António Nicolau de Almeida | |
Office: | 1st President of FC Porto |
Term Start: | 1893 |
Term End: | 1896 |
Successor: | José Monteiro da Costa |
Module: |
António Nicolau de Almeida (19 October 1873 – 21 February 1948) was a Portuguese football executive, who founded FC Porto on 28 September 1893 and then served as its first president until 1896, when he gave up from the club at the request of his wife.[1]
António Nicolau de Almeida was born on 19 October 1873 in the Portuguese city of Porto. He was a partner of his father in a company that exported port wine, but at the same time, he was also a sports lover, and his first passion was velocipedia. The oldest account of Almeida's sporting activity can be found in 1891, when together with Fernando Nicolau d´Almeida, Vieira da Cruz, Lacy Rumsey, Artur Rumsey, and George Dagge, he was part of a group of pedal lovers who were working hard in favor of velocipedia under the name Clube Excursionista, and then, in 1892, under the new name of Clube de Velocipedistas do Porto.[2] [3] They tried to carry out tours and excursions on bicycles, some races, making good publicity at the expense of their enormous enthusiasm, thus achieving a respectable number of members in a short period time, and thus drawing the attention of Velo Clube, who after absorbing the 44 members of the Clube de Velocipedistas do Porto, starts to use the name of Real Velo Clube do Porto, which had its premises in the Palácio de Cristal.[2] [3] During the second half of 1893, many people entered, including His Highness Infante D. Afonso and, at the end of the same year, His Majesty the king grants the farm of his palace on Rua do Triunfo (now the Soares dos Reis National Museum) for the construction of the velodrome, thus showing the great interest that the royalty had on sports.[2] [3]
In addition to cycling, he also practiced the very Portuguese Jogo do Pau, rowing and swimming.[2] [3] In 1893, shortly after embarking on the adventure of founding the Real Velo Club, the 20-year-old left on a business trip to England.[2] There he developed a deep interest in football, and on his return, he brought some balls and the desire to launch the sport in Porto outside the closed circuits of the English, wishing to organize a football club in his homeland.[2] And so, cooling off the ardor he had put on the Velo Clube, he decided, with his cycling friends, to found another club, a football club: Foot-Ball Club do Porto.[3] Being a staunch monarchist, he timed it to the birthday of both the Portuguese king and his wife, who were born on the same day, on the 28th of September. This is also why the colors of the royal house of Portugal - white and blue - were chosen as the club colors.[2] [3] [1] In the following month, a Board was formed that had António Nicolau de Almeida as president and Joaquim Ferreira Duarte as president of the General Assembly.[4]

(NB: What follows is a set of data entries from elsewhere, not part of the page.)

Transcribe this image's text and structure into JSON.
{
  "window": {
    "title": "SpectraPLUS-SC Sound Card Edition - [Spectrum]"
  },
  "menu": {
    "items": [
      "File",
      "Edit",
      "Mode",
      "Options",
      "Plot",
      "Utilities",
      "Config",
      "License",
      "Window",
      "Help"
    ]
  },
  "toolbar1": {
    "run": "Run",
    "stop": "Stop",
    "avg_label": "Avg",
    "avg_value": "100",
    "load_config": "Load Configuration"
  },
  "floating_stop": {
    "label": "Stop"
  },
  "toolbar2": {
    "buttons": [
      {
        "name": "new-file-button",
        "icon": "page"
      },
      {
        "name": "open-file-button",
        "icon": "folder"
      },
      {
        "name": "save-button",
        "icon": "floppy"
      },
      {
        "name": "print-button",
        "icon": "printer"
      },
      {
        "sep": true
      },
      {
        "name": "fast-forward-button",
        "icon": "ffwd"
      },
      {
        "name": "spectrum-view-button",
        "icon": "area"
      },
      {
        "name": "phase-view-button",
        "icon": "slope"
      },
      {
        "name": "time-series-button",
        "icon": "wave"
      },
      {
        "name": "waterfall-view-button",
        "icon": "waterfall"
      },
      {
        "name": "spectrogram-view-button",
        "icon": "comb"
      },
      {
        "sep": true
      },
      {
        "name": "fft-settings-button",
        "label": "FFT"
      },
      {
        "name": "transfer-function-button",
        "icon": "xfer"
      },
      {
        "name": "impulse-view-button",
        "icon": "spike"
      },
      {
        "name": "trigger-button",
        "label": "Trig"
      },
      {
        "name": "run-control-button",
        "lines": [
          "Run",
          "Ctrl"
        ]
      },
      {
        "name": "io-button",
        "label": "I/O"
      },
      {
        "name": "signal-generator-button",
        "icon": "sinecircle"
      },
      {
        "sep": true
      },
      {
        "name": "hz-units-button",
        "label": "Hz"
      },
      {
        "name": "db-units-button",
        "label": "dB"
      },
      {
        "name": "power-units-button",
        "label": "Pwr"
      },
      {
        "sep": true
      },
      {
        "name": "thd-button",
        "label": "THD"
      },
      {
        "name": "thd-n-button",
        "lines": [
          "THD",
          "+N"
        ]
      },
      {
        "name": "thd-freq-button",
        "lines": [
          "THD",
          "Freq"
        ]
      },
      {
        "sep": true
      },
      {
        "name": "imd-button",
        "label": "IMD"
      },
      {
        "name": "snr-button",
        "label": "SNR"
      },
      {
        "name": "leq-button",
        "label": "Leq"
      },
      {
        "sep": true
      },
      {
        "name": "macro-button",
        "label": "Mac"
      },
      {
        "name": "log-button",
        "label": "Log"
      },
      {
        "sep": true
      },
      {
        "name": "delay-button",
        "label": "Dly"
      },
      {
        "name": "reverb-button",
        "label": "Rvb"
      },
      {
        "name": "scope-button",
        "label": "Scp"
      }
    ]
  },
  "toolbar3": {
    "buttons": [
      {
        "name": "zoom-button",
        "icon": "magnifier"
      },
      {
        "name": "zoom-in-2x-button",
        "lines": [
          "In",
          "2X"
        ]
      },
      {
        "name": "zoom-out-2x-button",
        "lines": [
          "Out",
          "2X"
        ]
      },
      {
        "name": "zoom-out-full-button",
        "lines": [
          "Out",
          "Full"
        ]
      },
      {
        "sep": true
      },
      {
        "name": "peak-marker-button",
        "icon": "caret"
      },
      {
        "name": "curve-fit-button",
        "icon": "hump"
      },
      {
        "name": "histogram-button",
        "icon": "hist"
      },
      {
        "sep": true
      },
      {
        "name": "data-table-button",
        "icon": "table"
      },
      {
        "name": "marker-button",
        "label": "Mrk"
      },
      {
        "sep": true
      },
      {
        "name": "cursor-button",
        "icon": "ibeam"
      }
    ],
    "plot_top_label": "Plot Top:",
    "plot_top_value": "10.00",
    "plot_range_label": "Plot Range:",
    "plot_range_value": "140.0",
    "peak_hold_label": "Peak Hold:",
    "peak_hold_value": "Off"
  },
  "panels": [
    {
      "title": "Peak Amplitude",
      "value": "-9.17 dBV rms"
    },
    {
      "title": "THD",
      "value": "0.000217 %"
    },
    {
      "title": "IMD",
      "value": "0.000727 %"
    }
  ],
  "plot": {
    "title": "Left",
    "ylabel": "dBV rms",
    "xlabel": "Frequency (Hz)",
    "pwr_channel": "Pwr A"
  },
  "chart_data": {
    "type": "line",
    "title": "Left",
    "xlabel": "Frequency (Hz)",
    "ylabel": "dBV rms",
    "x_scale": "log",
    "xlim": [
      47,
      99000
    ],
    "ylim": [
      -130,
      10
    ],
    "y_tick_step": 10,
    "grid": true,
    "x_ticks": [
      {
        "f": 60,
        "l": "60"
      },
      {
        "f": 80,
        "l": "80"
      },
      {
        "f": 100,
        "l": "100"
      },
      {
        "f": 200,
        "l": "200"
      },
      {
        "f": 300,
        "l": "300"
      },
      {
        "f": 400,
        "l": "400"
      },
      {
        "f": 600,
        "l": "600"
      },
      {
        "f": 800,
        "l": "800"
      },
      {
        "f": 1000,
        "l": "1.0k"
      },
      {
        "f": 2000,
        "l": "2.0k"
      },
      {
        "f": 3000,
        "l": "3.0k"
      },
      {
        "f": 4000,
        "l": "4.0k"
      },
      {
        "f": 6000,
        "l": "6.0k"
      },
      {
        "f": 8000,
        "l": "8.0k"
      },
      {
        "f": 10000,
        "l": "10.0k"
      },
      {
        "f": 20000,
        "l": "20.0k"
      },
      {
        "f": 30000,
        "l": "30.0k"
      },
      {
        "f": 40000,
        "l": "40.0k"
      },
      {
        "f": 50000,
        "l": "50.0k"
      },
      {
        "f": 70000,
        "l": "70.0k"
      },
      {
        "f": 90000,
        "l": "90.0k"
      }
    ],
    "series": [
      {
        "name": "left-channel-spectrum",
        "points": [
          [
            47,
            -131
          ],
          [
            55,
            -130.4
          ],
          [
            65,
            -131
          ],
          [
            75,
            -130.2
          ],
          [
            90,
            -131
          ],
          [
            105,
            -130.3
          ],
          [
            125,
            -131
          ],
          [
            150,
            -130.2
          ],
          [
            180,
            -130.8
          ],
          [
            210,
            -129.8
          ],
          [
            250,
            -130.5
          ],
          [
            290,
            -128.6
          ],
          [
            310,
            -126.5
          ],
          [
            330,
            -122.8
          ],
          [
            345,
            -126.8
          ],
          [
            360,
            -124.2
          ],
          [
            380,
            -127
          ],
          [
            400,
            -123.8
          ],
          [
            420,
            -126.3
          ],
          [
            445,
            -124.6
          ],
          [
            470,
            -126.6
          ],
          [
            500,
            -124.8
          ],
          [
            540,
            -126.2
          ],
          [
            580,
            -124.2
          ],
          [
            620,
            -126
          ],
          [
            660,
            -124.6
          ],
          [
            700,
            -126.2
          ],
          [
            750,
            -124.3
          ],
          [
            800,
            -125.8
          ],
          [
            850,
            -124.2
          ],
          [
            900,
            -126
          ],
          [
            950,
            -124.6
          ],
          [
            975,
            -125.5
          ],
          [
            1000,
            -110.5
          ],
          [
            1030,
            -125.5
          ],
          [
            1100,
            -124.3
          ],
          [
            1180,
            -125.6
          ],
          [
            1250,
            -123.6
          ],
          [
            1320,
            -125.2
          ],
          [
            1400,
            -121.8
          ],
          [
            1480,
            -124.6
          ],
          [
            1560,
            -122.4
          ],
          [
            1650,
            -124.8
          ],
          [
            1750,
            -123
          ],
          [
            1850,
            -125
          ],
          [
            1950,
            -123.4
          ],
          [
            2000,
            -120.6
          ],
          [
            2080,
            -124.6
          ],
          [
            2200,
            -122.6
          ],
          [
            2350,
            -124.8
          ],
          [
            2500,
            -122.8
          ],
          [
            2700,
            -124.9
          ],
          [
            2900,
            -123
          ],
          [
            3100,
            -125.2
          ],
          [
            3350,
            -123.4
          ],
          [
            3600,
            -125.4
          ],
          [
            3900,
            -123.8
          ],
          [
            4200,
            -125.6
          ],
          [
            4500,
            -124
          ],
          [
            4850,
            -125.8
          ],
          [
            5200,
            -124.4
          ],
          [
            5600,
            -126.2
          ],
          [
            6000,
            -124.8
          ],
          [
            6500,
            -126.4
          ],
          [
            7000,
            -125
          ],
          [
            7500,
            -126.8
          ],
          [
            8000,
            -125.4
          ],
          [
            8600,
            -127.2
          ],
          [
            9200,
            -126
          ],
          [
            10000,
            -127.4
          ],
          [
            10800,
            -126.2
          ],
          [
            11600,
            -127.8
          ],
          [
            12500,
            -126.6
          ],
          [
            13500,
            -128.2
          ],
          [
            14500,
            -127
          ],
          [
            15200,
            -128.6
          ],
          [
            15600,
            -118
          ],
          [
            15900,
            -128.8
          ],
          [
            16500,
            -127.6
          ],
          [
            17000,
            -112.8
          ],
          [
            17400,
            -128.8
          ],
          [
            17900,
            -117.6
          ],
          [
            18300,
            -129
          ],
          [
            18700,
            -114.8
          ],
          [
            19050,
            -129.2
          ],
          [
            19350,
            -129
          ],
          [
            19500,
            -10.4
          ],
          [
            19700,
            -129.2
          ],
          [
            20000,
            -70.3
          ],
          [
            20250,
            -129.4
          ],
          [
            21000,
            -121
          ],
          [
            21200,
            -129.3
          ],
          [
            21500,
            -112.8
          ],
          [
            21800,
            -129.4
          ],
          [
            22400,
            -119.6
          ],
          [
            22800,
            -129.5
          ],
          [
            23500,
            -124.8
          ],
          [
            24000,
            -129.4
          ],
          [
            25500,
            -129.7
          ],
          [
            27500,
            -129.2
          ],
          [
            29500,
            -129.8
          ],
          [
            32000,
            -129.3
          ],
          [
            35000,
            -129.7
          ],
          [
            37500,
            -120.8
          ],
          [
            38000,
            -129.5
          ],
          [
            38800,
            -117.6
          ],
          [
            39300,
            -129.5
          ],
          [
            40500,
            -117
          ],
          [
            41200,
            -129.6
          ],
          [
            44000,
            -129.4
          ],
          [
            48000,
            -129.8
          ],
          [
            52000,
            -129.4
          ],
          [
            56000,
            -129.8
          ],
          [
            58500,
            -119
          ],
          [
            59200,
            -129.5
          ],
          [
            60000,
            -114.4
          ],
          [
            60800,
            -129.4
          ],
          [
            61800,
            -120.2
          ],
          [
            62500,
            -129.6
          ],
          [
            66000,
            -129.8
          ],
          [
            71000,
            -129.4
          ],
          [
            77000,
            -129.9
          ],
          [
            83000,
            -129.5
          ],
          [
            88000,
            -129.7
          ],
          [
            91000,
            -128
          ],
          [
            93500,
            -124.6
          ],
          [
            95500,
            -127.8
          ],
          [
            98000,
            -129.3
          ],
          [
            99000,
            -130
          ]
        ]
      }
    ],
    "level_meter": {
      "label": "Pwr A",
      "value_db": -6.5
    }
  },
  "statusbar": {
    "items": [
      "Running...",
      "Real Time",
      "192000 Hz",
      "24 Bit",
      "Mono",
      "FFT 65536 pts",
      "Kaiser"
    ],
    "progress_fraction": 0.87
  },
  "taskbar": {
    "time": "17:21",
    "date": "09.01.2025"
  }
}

On 25 October 1893, Almeida, who was the FC Porto president at the time, wrote a letter to the president of Club Lisbonense, Guilherme Pinto Basto, inviting them to a football match, scheduled for 2 November of the same year, with which he wished "to seal the definitive installation of Foot Ball Club do Porto".[2] [3] Almeida's invitation was published four days later in the Diário Ilustrado, a Lisbon newspaper, printed on page 3 of the 29 October 1893 edition, together with the response from Pinto Basto, who accepted the invitation, but rescheduled the game for March of the following year.[2] And so, on 2 March 1894, FC Porto, with nine Englishmen, disputed the Taça D. Carlos I,[5] a cup named in honour of the donor of the trophy, King Carlos, who attended the match after being convinced to do so by Pinto Basto.[6] [7] [8] The patronage and sponsorship of the King was pivotal to attract a significant number of spectators, as football was practically an unknown sport in Portugal at the time. The match was thus the first major football event in Portugal and Lisbonense won 1–0, thus failing to win the very first cup awarded in Portuguese football.[7]
In 1896, Almeida married an Englishwoman, Hilda Ramsay, the sister of his clubmates Arthur and Lacy Rumsey. Hilda hated football, considering it a rude and violent sport, preferring tennis, and insisted that her husband should leave the club and focus on the wine business, and eventually, she manages to convince Almeida to withdraw from the club he created.[3] [1] Almeida then joins the aristocratic Sporting Club of Cascais, and on 26 October 1900, he played a tennis tournament, sponsored by King D. Carlos, between the teams from Lisbon and Porto, and it was Lisbon won as before in football.[2] Without him, FC Porto entered a doldrums and stagnation, and shortly thereafter, Porto effectively ceased to exist.[3] Ten years later, however, on 2 August 1906, the club was revived by Almeida's close friend José Monteiro da Costa.[3] It remains unclear if the claims that Almeida asked him to do so are true or just fiction.[8]
He died in Porto on 21 February 1948, at the age of 74, and is buried in the cemetery of Agramonte very close to the ruins of the theater of Baquet.[9]